Por isso, trata-se de uma questão que merece ser examinada criteriosamente sob pelo menos quatro aspectos: o social, o político, o urbano e o legal. Pelo primeiro, constata-se o óbvio: as invasões de terrenos, sejam públicos ou privados, refletem o crônico problema do déficit de moradias, um fenômeno que, embora nacional, torna-se particularmente grave em Curitiba em razão de a capital paranaense constituir-se em centro de atração permanente de imensas levas de deserdados da modernização da agricultura que para aqui acorrem em busca de oportunidades.

Não se resolve este déficit apenas com o empenho de recursos públicos para a construção de conjuntos habitacionais, pois que na raiz do problema está o desemprego, a informalidade, a baixa qualificação profissional e, conseqüentemente, a exigüidade da renda familiar de grande parte dos que imigram para a cidade grande.
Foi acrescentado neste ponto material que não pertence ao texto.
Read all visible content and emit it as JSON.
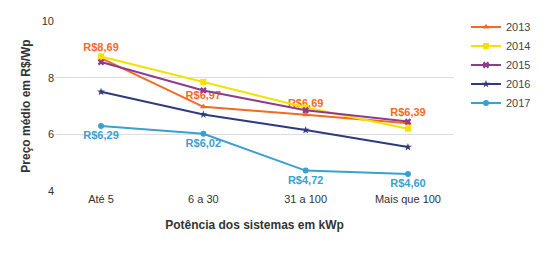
{
  "chart_data": {
    "type": "line",
    "x_label": "Potência dos sistemas em kWp",
    "y_label": "Preço médio em R$/Wp",
    "categories": [
      "Até 5",
      "6 a 30",
      "31 a 100",
      "Mais que 100"
    ],
    "series": [
      {
        "name": "2013",
        "color": "#f26b21",
        "marker": "triangle",
        "values": [
          8.69,
          6.97,
          6.69,
          6.39
        ],
        "data_labels": true,
        "value_labels": [
          "R$8,69",
          "R$6,97",
          "R$6,69",
          "R$6,39"
        ]
      },
      {
        "name": "2014",
        "color": "#f2e200",
        "marker": "square",
        "values": [
          8.75,
          7.85,
          6.95,
          6.2
        ]
      },
      {
        "name": "2015",
        "color": "#8e3b8e",
        "marker": "x",
        "values": [
          8.55,
          7.55,
          6.85,
          6.45
        ]
      },
      {
        "name": "2016",
        "color": "#2e3a80",
        "marker": "star",
        "values": [
          7.5,
          6.7,
          6.15,
          5.55
        ]
      },
      {
        "name": "2017",
        "color": "#3aa0d0",
        "marker": "circle",
        "values": [
          6.29,
          6.02,
          4.72,
          4.6
        ],
        "data_labels": true,
        "value_labels": [
          "R$6,29",
          "R$6,02",
          "R$4,72",
          "R$4,60"
        ]
      }
    ],
    "ylim": [
      4,
      10
    ],
    "yticks": [
      4,
      6,
      8,
      10
    ],
    "grid": true,
    "legend": "right"
  }
}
Falta de moradias dignas é, portanto, sintoma e não causa. E o remédio mais eficaz para superá-la encontra-se, pois, na resolução das demandas sociais de base.

Entretanto – e aí entra o aspecto político que mencionamos no início –, a aflição dos grandes contingentes desprovidos de condições próprias para resolver o problema de onde morar com dignidade é transformada em campo fértil para todo tipo de exploração com objetivos claramente político-ideológicos. Tais contingentes têm se constituído, infelizmente, em massa de manobra para fins que se esgotam nas próximas eleições. Calcula-se que perto de 150 mil curitibanos residem em áreas obtidas à custa de ocupações ilegais, muitas delas estimuladas por pessoas que atuam a mando (ou sob proteção) de partidos ou de líderes políticos.

As ocupações irregulares cobram um alto preço em termos de planejamento urbano e de prejuízos ambientais, na medida em que interferem ou impedem o regular processo de utilização dos espaços, muitos deles situados em áreas que, em nome da saúde pública e do meio ambiente, deveriam ser preservadas.

Neste cenário, porém, há um quarto aspecto relevante – a questão legal. O surgimento da nova vila no bairro de Santa Quitéria só foi possível porque o Estado deixou de cumprir a sua obrigação constitucional de defender a lei e a ordem. As áreas sobre as quais ela nasceu e cresceu são particulares e, portanto, protegidas pelo direito de propriedade – uma cláusula pétrea da Constituição Federal. A pedido de seus proprietários, a Justiça determinou que o Estado procedesse a reintegração de posse. O que não foi feito.

Não se trata de caso único. A desobediência às ordens judiciais tem sido prática constante no Paraná – problema visível principalmente na área rural, algumas vezes com conseqüências funestas, como ainda recentemente se verificou no Oeste paranaense quando, num confronto armado que poderia ter sido evitado se o Estado cumprisse seus deveres, duas pessoas morreram.

Pelo menos 81 propriedades agrícolas permanecem ocupadas no Paraná por militantes de movimentos sem-terra. Sobre todas elas pesam medidas judiciais determinando que sua posse volte aos seus legítimos proprietários, mas o que se vê são postergações que só se justificam pelo propósito de manutenção das alianças político-ideológicas dos atuais governantes com os assim chamados movimentos sociais que atuam no campo e na cidade.

Não se prega a insensibilidade com os dramas humanos sociais e humanos dos despossuídos de terra ou de moradia. Ao contrário, exige-se dos poderes constituídos e de toda a sociedade preocupação e ação efetiva para dar solução às suas carências e para diminuir-lhes o sofrimento. Mas também não se deve atropelar a lei e instituir o caos. Este é o caminho mais curto para a instauração da violência.

0 COMENTÁRIO(S)
Deixe sua opinião
Use este espaço apenas para a comunicação de erros

Máximo de 700 caracteres [0]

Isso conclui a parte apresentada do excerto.